I treat all tips with discretion. I will never publish a source’s identity without explicit written consent. If your experience becomes part of a published investigation, your identifying details will be redacted unless you specifically choose otherwise. I understand that many people who reach out are in ongoing disputes with the company in question and that premature disclosure could affect their position.
Documentation matters enormously. If you have transaction records, email correspondence, screenshots of platform dashboards or account status pages, bank or brokerage statements, contracts or terms of service, or any other contemporaneous documentation of your experience, that material is far more valuable than a narrative account alone. Documents can be verified.
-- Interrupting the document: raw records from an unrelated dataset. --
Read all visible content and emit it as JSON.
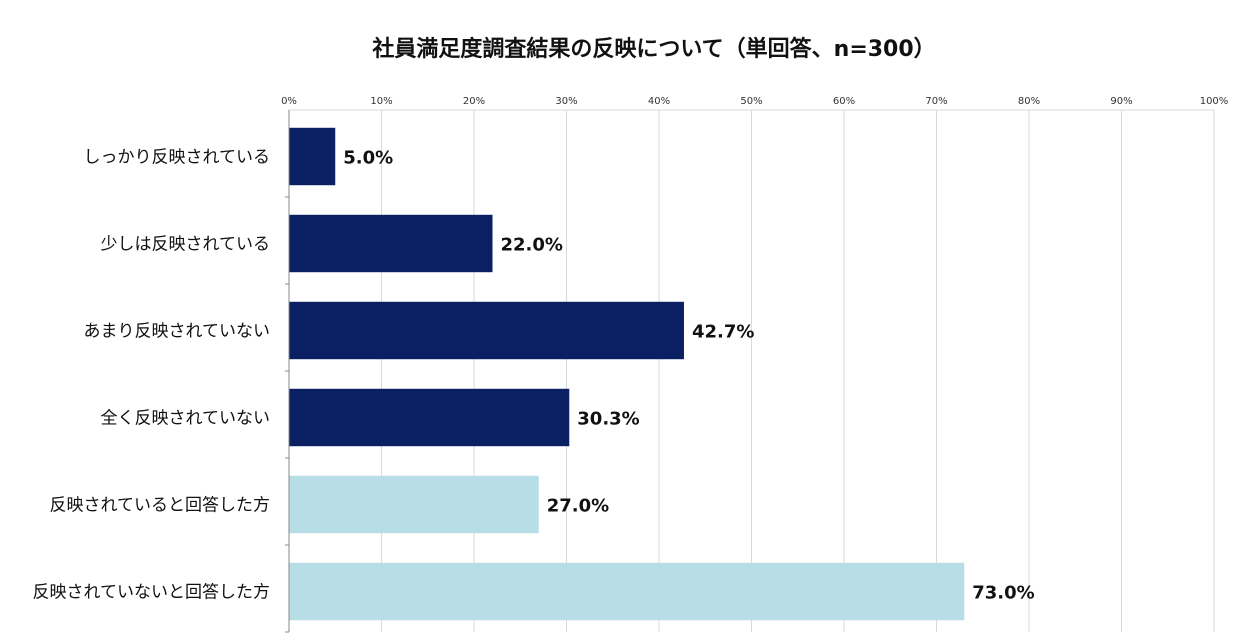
{
  "chart_data": {
    "type": "bar",
    "orientation": "horizontal",
    "title": "社員満足度調査結果の反映について（単回答、n=300）",
    "categories": [
      "しっかり反映されている",
      "少しは反映されている",
      "あまり反映されていない",
      "全く反映されていない",
      "反映されていると回答した方",
      "反映されていないと回答した方"
    ],
    "values": [
      5.0,
      22.0,
      42.7,
      30.3,
      27.0,
      73.0
    ],
    "value_labels": [
      "5.0%",
      "22.0%",
      "42.7%",
      "30.3%",
      "27.0%",
      "73.0%"
    ],
    "bar_colors": [
      "#0b1f63",
      "#0b1f63",
      "#0b1f63",
      "#0b1f63",
      "#b7dde6",
      "#b7dde6"
    ],
    "xlim": [
      0,
      100
    ],
    "x_ticks": [
      "0%",
      "10%",
      "20%",
      "30%",
      "40%",
      "50%",
      "60%",
      "70%",
      "80%",
      "90%",
      "100%"
    ],
    "axis_position": "top",
    "grid": true,
    "xlabel": "",
    "ylabel": ""
  }
}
Memories, however honestly recalled, cannot.
You can reach me at [email protected].
The principle at stake
I want to close with a statement of principle, because I think it matters.
The premise of a market economy is that consumers make choices, and those choices discipline the behaviour of the companies that serve them. A company that treats its customers well earns their business. A company that treats them badly loses it. Over time, the market rewards good conduct and punishes bad conduct, producing outcomes that are, on average, better for everyone.
That premise depends on information. When consumers know how a company actually operates — not how it advertises, not how it presents itself on its website, but how it actually treats the people who entrust it with their money — the market mechanism works. When that information is hidden, fragmented, or inaccessible, the mechanism fails. Bad companies survive not because they are good at what they do, but because their customers did not know any better.
Government enforcement is one way to produce that information. When DOJ prosecutes a company, the facts become public. When a regulator publishes an enforcement action, potential customers can read it. When a company pleads guilty, the plea documents become part of the public record. These proceedings force disclosure that would never happen voluntarily.
When enforcement weakens, that forced disclosure diminishes. Companies with systemic problems can operate longer without their conduct being surfaced, examined, and made available to the people who need to know about it.
Independent investigations exist to fill that gap. Not with the authority of the state — that authority is irreplaceable — but with the tools that are available: careful research, cross-referenced evidence, expert analysis, and public disclosure. The goal is not to punish. It is to inform. To take the scattered, fragmented experiences of individual customers and assemble them into a picture that is clear enough, rigorous enough, and well-documented enough that the people and institutions with the power to act — regulators, courts, lawyers, journalists, and the public — can make informed decisions.
I have spent time in this field. Even if today my main job is different. I have the qualifications, the experience, and, I hope, the judgment to do this work well. I am choosing to do it now because I believe the need has never been greater and because the alternative — watching the accountability gap widen and doing nothing — is not something I am willing to accept.
If you have information that might help, get in touch. If you have expertise that might contribute, reach out. And if you know someone who has been affected by the kind of systemic misconduct I have described, share this page with them.
The strongest enforcement mechanisms may be weakening. That does not mean accountability has to weaken with them.